Rhondda Cynon Taf County Borough Councillor for Ystrad ward
- In office 5 May 2017 – 5 May 2022

Personal details
- Born: c. 1992
- Party: Plaid Cymru

= Elyn Stephens =

Welsh politician

Elyn Stephens is a Welsh Plaid Cymru politician serving as a Member of the Senedd (MS) for Afan Ogwr Rhondda since 2026.

== Political career ==

Stephens was elected to Rhondda Cynon Taf County Borough Council as the Plaid Cymru councillor for Ystrad ward at the 2017 Rhondda Cynon Taf County Borough Council election on 5 May 2017, aged 25. Whilst serving as a councillor, she led a campaign to provide free sanitary products in all schools in the borough, making Rhondda Cynon Taf one of the first councils in the United Kingdom to do so. Stephens said that "without young people pushing for that policy it still wouldn't exist". She also spoke publicly about experiencing intimidation from older councillors at meetings, describing instances of being "screamed at relentlessly" by a more senior councillor. She did not stand for re-election in the 2022 Rhondda Cynon Taf County Borough Council election.

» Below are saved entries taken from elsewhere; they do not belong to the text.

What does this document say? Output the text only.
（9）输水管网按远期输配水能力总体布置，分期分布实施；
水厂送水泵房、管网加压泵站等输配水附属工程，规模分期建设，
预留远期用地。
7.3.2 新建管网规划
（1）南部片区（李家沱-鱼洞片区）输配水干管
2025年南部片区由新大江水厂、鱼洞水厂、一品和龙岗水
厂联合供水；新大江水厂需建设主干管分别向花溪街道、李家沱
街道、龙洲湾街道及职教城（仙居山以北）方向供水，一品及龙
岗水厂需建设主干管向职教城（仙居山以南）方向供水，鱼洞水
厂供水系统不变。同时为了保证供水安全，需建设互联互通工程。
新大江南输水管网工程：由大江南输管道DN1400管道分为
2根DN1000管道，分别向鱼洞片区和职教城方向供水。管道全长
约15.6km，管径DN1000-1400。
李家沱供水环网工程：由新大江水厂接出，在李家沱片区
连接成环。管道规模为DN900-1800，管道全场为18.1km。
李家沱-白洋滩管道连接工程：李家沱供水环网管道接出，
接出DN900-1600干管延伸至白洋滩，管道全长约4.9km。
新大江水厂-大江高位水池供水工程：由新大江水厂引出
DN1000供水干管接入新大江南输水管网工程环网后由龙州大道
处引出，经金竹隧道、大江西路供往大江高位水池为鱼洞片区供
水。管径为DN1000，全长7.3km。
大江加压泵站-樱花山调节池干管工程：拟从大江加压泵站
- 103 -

Prior to her election to the Senedd, Stephens worked as Office Manager for Heledd Fychan MS.

In the 2026 Senedd election, Stephens was elected as an MS for Afan Ogwr Rhondda.

Following her election she was selected to serve on the Local Government, Housing and Planning Committee and the Standards of Conduct Committee.

Stephens is particularly interested in addressing the impacts of poverty on young carers, as well as youth engagement in the democratic process.